Carsten Steenbergen: Florance Bell und die Melodie der Maschinen

Seit einigen Jahren schon regiert Kaiser Napoleon nicht nur über das französische Reich, sondern ist auch Regent und Herrscher über das ehemalige Britische Reich, das sich seinen Truppen bedingungslos ergeben musste. George IV genießt die Gastfreundschaft einer nett eingerichteten Zelle in Paris, der Conseil du Roi und seine Totenkopf-Kompanie schauen danach, dass die Rebellen in England keinen Fuß auf den Boden bekommen. Dass es Engländern verboten ist, an der Akademie Technologie d´avenir in London zu studieren verhindert so mache Fortentwicklung modernster, dampfbetriebener Errungenschaften.

Florance Bell wuchs, von ihren Eltern verlassen, in einem Londoner Waisenhaus auf. Dass sie eine begnadete Hand für jedwede Maschinen hat, fiel nicht nur den Schwestern im Waisenhaus auf, sondern auch dem französischen Forscher und Erfinder Meistermechaniker Monsieur Pignon, der das Mädchen kurzerhand adoptiert und unter seine Fittiche nimmt.

Mittlerweile ist sie auf Birch Manor eine unerlässliche Hilfskraft des Mechanikers und soll während eines Symposiums einigen der Honoratioren vorgestellt werden. Dass die Rebellen die Gunst der Stunde nutzen, das Anwesen überfallen, Gäste und Gastgeber ausrauben und zudem noch eine aufsehenerregende Erfindung stehlen, war nicht vorgesehen. Noch viel weniger vorgesehen war, dass die naseweise Forance sich inmitten der entwendeten Maschine befindet, als diese mit einem altersschwachen Luftschiff entwendet wird. So findet sich unsere junge Mechanikerin unverhofft inmitten eines bewaffneten Aufstand, eines verräterischen Komplotts und Explosionen wieder – fast schon zu viel Aufregung zumal die französischen  Ordnungskräfte sie nun als Rebellin jagen …
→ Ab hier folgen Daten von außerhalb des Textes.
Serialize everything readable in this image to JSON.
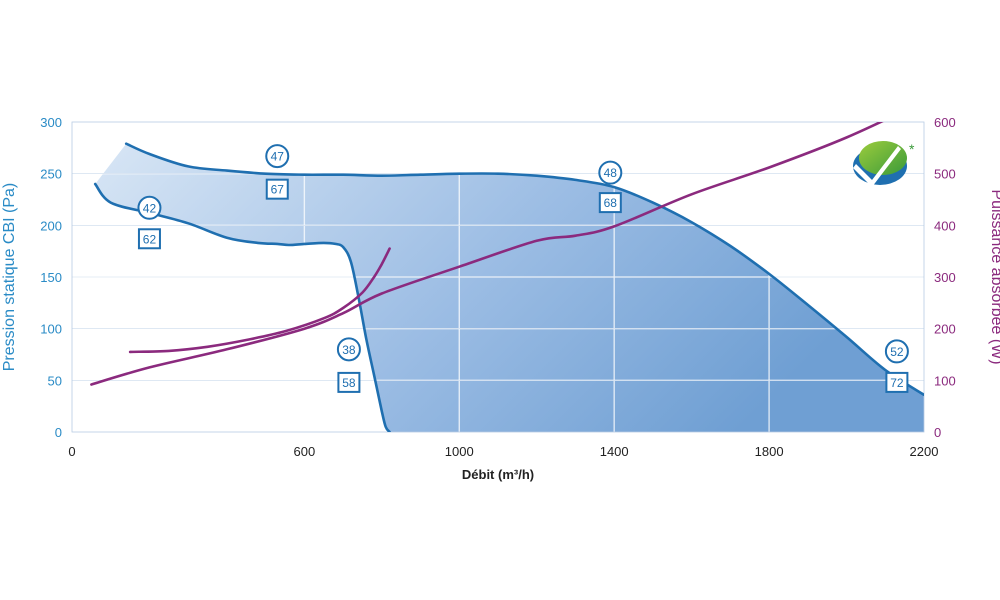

Carsten Steenbergen ist uns als Autor wahrlich nicht unbekannt. Neben Krimis, Thriller und Fantasy-Romanen hat er mit „Steamtown – Die Fabrik“ zusammen mit den Orgels bereits einen Roman vorgelegt, der dem Steampunk zugeordnet werden kann.

Um dies vorwegzunehmen – Florance Bell ist, wenn überhaupt, Steampunk Light. Der Verfasser erzählt uns in erster Linie die Geschichte eines jungen Mädchens in einer alternativen Vergangenheit, in der Napoleon über die Briten triumphiert hat. Es ist die Geschichte einer jungen Frau, die von der Besetzungsmacht ausgebremst, ihr Potential kaum heben kann. Hier lässt der Autor unauffällig aber wirkungsvoll Themen wie Gleichberechtigung, Ausgrenzung oder überkommene Rollenbilder in seine Text einfliessen.

Dabei merkt man diesem an, dass er sich an ein jüngeres Publikum wendet. Die Kapitel sind recht kurz gehalten, es geht hauptsächlich um die dramatischen Geschehnisse, die Figuren bleiben recht oberflächlich. Im Zentrum steht das rasant und abwechslungsreich aufbereitete Abenteuergarn das packend unterhält. Nicht das Schlechteste um ein junges Publikum ans Medium Buch zu ziehen.

Carsten Steenbergen: Florance Bell und die Melodie der Maschinen.
Ueberreuter, August 2021.
384 Seiten, Gebundene Ausgabe, 17,95 Euro.

Diese Rezension wurde verfasst von Carsten Kuhr.